The broader impact/commercial potential of this I-Corps project is the development of small, portable technology for medical devices to improve the quality of life for patients. Current point-of-care technology in healthcare is often cumbersome, requiring repeated charging, large area/capacity, and many device components. The proposed technology reduces the number of device components, uses less power, and is lightweight while enhancing the measurement sensitivity. The initial proposed application is to measure changing glucose levels for diabetic patients. In addition, this design may be used for other sensing applications, such as disease tracking and other healthcare monitoring, the internet of things, wearable electronics, RF transceivers, photodetectors, military and space applications, electro-encephalograms (EEG), microgyroscopes, biohybrid robotics, and electro-cardiographs (ECG).

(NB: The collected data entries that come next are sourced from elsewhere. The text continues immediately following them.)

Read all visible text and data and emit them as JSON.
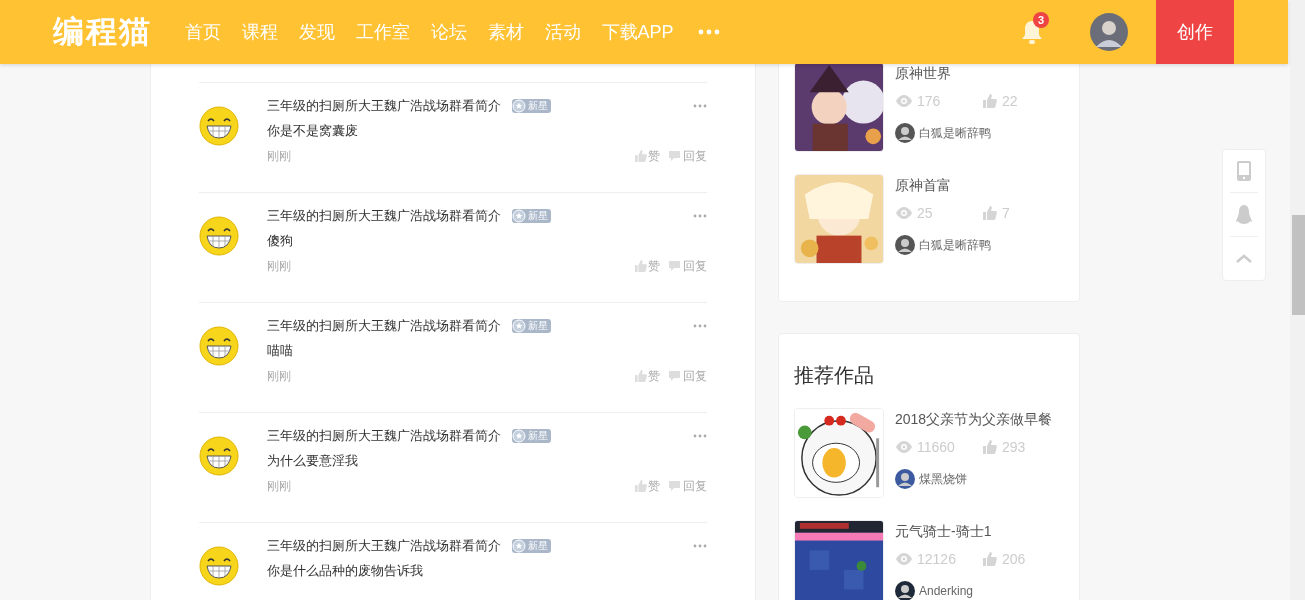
{
  "header": {
    "logo": "编程猫",
    "nav": [
      "首页",
      "课程",
      "发现",
      "工作室",
      "论坛",
      "素材",
      "活动",
      "下载APP"
    ],
    "notification_count": "3",
    "create_button": "创作"
  },
  "comments": [
    {
      "author": "三年级的扫厕所大王魏广浩战场群看简介",
      "badge": "新星",
      "text": "你是不是窝囊废",
      "time": "刚刚",
      "like": "赞",
      "reply": "回复"
    },
    {
      "author": "三年级的扫厕所大王魏广浩战场群看简介",
      "badge": "新星",
      "text": "傻狗",
      "time": "刚刚",
      "like": "赞",
      "reply": "回复"
    },
    {
      "author": "三年级的扫厕所大王魏广浩战场群看简介",
      "badge": "新星",
      "text": "喵喵",
      "time": "刚刚",
      "like": "赞",
      "reply": "回复"
    },
    {
      "author": "三年级的扫厕所大王魏广浩战场群看简介",
      "badge": "新星",
      "text": "为什么要意淫我",
      "time": "刚刚",
      "like": "赞",
      "reply": "回复"
    },
    {
      "author": "三年级的扫厕所大王魏广浩战场群看简介",
      "badge": "新星",
      "text": "你是什么品种的废物告诉我"
    }
  ],
  "author_works": [
    {
      "title": "原神世界",
      "views": "176",
      "likes": "22",
      "author": "白狐是晰辞鸭",
      "kind": "picture"
    },
    {
      "title": "原神首富",
      "views": "25",
      "likes": "7",
      "author": "白狐是晰辞鸭",
      "kind": "picture"
    }
  ],
  "recommended": {
    "title": "推荐作品",
    "works": [
      {
        "title": "2018父亲节为父亲做早餐",
        "views": "11660",
        "likes": "293",
        "author": "煤黑烧饼",
        "kind": "picture"
      },
      {
        "title": "元气骑士-骑士1",
        "views": "12126",
        "likes": "206",
        "author": "Anderking",
        "kind": "picture"
      }
    ]
  }
}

This I-Corps project is based on the development of integrative circuitry that may boost the response signal of devices requiring low power and experiencing low noise or interference. Based on technical models, simulations, and biosensing input data, the designs are expected to provide more accurate device responses, exhibit low input impedance, low input-referred noise current, low power consumption, low noise, high transimpedance gain, and operate at low voltage compared with current market integrated circuits for monitoring systems. For example, this technology integrates a signal amplification device (transimpedance amplifier, TIA) that will convert the change of glucose levels to a more accurate measurable signal. In addition, this device may be used for many different sensing applications.
This award reflects NSF's statutory mission and has been deemed worthy of support through evaluation using the Foundation's intellectual merit and broader impacts review criteria.